Signally, placements in Texas, the top cattle state, where using winter wheat as grazing for cattle is particularly common, rose 47% month on month in March, well ahead of the national average of 17%.

The trend of heavier feeder cattle weights "is a recurring theme in recent months that will likely have the effect of widening the spread between summer and fall/winter futures", said a report by Paragon Economics and Steiner Consulting.

Animals are typically on feed for about six months, meaning the animals placed last month will likely in autumn come to the market as fattened, or so-called "live", cattle.

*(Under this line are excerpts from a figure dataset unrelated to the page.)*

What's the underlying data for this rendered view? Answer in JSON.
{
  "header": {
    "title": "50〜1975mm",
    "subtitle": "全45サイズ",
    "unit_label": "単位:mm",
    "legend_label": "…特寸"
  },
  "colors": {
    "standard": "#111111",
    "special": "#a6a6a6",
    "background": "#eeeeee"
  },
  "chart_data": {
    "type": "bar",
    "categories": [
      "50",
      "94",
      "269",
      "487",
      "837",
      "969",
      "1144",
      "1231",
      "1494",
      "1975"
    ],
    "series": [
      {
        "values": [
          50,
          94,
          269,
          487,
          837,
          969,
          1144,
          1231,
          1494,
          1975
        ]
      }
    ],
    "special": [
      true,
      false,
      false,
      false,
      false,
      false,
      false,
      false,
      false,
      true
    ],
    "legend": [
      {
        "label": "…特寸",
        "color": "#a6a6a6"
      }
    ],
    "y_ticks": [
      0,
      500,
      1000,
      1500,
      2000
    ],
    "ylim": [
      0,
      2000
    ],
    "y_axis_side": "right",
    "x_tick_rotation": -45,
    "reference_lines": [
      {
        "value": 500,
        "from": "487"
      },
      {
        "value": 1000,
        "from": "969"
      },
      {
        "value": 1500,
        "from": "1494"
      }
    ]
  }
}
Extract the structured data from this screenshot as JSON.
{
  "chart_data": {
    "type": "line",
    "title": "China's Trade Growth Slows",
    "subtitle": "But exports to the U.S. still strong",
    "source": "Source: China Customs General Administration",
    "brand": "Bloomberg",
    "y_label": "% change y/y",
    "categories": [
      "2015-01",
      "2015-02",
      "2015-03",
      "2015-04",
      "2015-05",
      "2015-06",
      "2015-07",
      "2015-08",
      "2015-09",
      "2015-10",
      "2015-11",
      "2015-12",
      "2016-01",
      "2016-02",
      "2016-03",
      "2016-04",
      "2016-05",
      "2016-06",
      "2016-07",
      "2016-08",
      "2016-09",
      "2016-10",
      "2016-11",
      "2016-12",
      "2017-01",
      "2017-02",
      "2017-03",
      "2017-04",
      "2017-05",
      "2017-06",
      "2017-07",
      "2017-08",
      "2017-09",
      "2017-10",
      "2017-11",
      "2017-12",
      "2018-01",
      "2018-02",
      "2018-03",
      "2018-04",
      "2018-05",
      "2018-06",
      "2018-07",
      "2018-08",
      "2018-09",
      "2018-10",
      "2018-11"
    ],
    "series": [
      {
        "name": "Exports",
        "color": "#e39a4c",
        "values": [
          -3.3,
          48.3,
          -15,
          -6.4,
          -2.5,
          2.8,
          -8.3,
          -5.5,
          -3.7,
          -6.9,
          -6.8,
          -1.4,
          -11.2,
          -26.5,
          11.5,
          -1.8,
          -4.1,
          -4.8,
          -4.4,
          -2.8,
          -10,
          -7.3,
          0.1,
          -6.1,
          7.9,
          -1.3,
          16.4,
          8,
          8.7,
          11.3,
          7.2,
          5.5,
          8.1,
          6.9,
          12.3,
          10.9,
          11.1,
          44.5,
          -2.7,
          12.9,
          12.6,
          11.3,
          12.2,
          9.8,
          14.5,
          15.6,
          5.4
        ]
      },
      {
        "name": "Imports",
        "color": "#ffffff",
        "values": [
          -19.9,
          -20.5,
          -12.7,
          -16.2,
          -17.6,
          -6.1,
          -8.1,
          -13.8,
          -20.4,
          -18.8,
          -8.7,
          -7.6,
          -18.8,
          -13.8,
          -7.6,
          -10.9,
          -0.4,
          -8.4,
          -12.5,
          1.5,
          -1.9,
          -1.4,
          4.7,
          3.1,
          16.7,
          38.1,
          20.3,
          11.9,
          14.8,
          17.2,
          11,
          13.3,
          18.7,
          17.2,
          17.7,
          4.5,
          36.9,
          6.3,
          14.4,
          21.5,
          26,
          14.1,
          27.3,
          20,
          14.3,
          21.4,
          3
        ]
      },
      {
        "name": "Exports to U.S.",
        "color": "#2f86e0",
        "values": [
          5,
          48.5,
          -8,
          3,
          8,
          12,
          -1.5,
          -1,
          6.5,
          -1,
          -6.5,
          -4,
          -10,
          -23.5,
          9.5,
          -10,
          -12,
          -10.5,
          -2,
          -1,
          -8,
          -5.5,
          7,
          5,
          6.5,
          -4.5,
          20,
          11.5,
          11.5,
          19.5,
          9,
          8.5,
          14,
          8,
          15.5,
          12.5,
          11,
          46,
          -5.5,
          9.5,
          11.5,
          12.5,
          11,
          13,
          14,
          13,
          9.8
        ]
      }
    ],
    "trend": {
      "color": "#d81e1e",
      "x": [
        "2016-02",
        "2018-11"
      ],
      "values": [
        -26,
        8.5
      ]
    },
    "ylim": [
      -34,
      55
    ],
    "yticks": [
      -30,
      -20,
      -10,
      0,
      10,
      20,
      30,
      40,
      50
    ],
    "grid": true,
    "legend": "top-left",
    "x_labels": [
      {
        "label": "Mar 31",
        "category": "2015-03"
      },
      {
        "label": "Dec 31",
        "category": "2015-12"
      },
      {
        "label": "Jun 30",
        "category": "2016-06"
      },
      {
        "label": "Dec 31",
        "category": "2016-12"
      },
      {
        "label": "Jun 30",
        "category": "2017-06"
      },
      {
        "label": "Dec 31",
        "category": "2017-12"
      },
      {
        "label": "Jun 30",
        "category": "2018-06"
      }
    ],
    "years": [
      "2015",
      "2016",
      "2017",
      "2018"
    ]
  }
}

'Mildly-to-moderately bearish'

Paragon Economics and Steiner Consulting added that the USDA report "is being viewed as mildly-to-moderately bearish for trade, given that each of the key figures is larger than both one year ago and the respective average of analysts' pre‐report estimates".

Morgan Stanley said that that the USDA report "skews bearish for prices," adding that the data appeared "modestly more bearish for feeder cattle than for live cattle, as increased placements - despite relatively poor feedlot margins - hints at our long-awaited increase in feeder cattle availability".

While futures in feeder cattle last week outperformed those of live cattle, "we expect this relative outperformance to reverse" this week.

'Had to come to feedlots'

At Texas A&M University, livestock economist David Anderson also said that the report was "viewed as bearish in that it shows that there are more cattle on feed than the pre-report expectations".

But Professor Anderson noted that a move onto feedlots had been predictable to some extent, given estimates of the total US inventory.

"I think we all thought those numbers of cattle were out there," Professor Anderson told Agrimoney.com.

 "Sooner or later those cattle had to come to feedlots"

Professor Anderson also noted the potential, with feedlot cattle weights increasing, for animals to continue to come to slaughter at elevated weights.

However, long-term dynamics still suggest a thin supply of beef.

"Those longer-term trends are with us," he said.